Some researchers believe that these are the remains of some Hindu temples, whereas others think these temples were part of a larger complex, essentially a seat of learning or university.
There are varying views on the origin of the Shardah temples. Some researchers believe that these are the remains of some Hindu temples, whereas others think these temples were part of a larger complex, essentially a seat of learning or university. Similarly, according to some references the Shardah temples were established around the First Century AD, while other more plausible theories state that this happened around the Eighth Century AD. The temples had a pond filled with sulphur water from a nearby fountain, known as the ‘healing pond.’ The pond is not there any longer. According to one myth, it was in these temples that the right hand of Hindu Goddess Sati fell off, while she was descending from the skies. There was a time when Hindu pundits would travel across the difficult terrain to pay homage to the Shardah temples annually.

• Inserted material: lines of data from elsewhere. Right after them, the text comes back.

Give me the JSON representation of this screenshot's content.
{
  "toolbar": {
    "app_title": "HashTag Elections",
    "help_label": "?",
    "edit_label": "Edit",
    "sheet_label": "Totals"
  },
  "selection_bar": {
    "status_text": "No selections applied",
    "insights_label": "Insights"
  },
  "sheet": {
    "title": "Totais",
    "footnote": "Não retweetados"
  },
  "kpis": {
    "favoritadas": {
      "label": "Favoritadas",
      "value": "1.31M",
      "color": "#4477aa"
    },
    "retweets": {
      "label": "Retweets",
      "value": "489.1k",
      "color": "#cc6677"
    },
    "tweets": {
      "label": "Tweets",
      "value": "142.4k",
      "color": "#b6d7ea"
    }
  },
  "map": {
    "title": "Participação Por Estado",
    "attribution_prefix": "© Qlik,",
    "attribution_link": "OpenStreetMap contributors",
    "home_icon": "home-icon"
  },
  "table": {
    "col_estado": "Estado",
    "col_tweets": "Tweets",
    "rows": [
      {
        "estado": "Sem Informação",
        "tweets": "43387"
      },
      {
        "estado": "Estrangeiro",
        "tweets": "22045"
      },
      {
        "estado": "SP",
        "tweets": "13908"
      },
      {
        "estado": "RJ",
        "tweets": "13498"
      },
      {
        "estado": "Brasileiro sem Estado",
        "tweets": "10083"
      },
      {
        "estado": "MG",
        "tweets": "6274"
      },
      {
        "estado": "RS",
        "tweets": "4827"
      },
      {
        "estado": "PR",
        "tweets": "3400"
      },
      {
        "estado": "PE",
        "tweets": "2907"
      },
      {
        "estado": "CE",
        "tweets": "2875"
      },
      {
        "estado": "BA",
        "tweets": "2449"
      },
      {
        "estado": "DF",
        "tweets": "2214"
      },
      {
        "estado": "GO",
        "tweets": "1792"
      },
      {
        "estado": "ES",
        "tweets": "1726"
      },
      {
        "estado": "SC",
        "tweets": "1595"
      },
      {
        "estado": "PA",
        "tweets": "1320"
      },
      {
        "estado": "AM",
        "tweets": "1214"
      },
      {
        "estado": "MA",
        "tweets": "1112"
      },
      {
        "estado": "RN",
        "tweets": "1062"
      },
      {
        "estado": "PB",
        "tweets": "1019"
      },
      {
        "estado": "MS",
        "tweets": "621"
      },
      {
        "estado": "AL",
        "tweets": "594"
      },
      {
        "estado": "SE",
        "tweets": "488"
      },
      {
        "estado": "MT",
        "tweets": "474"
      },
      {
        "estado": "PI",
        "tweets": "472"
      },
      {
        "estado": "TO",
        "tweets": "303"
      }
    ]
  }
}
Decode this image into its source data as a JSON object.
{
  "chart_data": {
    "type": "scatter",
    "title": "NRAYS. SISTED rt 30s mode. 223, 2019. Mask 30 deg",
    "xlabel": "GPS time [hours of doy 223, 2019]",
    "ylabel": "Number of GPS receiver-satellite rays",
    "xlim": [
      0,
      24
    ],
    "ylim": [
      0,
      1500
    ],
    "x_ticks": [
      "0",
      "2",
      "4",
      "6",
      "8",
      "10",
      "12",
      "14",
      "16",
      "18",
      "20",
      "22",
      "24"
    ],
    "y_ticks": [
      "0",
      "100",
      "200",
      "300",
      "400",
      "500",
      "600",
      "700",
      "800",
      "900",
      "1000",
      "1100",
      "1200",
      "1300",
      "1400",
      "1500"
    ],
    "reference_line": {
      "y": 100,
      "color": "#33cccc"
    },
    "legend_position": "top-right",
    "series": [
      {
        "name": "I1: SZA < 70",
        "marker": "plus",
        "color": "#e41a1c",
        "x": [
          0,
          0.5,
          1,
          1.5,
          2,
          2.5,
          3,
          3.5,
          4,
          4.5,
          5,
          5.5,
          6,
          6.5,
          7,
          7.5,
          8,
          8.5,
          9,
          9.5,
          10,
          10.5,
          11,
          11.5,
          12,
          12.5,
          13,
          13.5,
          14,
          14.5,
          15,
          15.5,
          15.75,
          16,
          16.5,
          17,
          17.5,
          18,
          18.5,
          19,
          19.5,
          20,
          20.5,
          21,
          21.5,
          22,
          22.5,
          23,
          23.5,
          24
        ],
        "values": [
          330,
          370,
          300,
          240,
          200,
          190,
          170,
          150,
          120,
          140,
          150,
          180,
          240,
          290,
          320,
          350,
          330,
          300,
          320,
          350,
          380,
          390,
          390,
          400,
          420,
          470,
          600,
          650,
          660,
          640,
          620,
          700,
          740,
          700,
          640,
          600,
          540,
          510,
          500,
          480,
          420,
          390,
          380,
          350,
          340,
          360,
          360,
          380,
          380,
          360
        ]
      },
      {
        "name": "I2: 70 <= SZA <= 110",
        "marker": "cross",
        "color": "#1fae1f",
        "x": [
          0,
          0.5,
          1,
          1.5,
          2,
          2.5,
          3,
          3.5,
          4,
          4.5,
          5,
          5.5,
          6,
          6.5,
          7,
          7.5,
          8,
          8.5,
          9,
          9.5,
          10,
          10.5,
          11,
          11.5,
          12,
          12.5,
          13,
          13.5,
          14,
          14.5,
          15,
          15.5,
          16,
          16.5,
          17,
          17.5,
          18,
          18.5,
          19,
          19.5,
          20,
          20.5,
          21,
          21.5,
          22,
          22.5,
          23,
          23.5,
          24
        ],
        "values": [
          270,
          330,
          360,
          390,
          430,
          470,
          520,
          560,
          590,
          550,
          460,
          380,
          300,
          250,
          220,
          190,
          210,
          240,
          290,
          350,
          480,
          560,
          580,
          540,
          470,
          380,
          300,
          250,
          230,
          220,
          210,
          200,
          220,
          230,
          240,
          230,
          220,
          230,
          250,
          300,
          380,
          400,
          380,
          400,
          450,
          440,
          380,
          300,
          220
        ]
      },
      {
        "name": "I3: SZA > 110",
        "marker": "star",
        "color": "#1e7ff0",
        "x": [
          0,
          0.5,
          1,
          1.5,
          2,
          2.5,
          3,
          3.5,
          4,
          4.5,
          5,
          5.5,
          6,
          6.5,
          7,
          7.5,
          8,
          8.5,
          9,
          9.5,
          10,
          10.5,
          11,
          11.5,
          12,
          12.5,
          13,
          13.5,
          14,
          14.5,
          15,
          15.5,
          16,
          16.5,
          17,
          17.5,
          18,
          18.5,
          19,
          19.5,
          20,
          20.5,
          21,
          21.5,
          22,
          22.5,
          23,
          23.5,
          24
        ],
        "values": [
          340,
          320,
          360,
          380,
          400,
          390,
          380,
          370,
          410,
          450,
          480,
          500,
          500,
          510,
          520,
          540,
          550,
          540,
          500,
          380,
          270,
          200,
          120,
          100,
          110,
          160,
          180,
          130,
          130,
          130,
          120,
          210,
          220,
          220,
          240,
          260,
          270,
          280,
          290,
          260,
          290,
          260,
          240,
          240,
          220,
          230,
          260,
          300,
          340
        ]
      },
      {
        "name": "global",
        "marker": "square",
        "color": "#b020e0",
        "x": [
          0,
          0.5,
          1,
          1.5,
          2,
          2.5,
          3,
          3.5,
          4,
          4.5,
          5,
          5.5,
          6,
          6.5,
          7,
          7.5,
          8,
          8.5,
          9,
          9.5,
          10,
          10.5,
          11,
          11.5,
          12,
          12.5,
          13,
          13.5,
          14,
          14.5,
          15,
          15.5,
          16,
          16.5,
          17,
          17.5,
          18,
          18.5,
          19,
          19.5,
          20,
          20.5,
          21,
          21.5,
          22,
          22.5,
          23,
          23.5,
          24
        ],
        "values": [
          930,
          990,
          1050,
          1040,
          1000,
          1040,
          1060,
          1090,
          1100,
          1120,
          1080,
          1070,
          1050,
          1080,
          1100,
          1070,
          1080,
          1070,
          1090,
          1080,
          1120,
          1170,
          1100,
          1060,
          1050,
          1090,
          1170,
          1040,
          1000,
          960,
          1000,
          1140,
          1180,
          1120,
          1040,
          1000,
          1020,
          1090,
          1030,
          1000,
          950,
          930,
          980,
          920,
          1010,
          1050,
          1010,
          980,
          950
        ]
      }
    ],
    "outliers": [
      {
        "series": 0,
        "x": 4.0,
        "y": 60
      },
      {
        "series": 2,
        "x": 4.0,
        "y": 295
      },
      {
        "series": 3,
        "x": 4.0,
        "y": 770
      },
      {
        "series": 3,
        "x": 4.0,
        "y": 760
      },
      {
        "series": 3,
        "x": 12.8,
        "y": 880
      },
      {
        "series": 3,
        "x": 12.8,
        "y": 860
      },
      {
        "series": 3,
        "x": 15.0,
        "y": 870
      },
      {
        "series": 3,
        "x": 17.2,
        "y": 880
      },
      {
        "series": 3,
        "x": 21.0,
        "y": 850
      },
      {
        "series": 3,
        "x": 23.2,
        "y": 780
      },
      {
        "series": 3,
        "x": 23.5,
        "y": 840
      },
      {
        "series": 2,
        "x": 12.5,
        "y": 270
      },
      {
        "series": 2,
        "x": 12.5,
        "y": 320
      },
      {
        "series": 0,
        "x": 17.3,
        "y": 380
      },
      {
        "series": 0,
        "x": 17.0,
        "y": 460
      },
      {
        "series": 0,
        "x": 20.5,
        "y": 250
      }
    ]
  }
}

We took our time exploring the temples but the time eventually came when we had to bid farewell to them and head back to the bazaar. On our way back we stopped by at the Neelum River bank and enjoyed our lunch while looking at the calm, blue waters of the river. The river is slow and peaceful here and the suspension bridge gives a beautiful backdrop. There are a number of government guest houses and second-tier hotels in the area, making it easier for the tourists to stay and enjoy the serene landscape. Shardah is also the launching pad for the jeep trek that can take you to Jalkhad in Naran Valley in about five hours, however, it is a tough trek and should only be ventured into with experienced drivers.
Better regulation to promote sustainable tourism, coupled with general awareness of the heritage, can be good for economic development in Neelum Valley.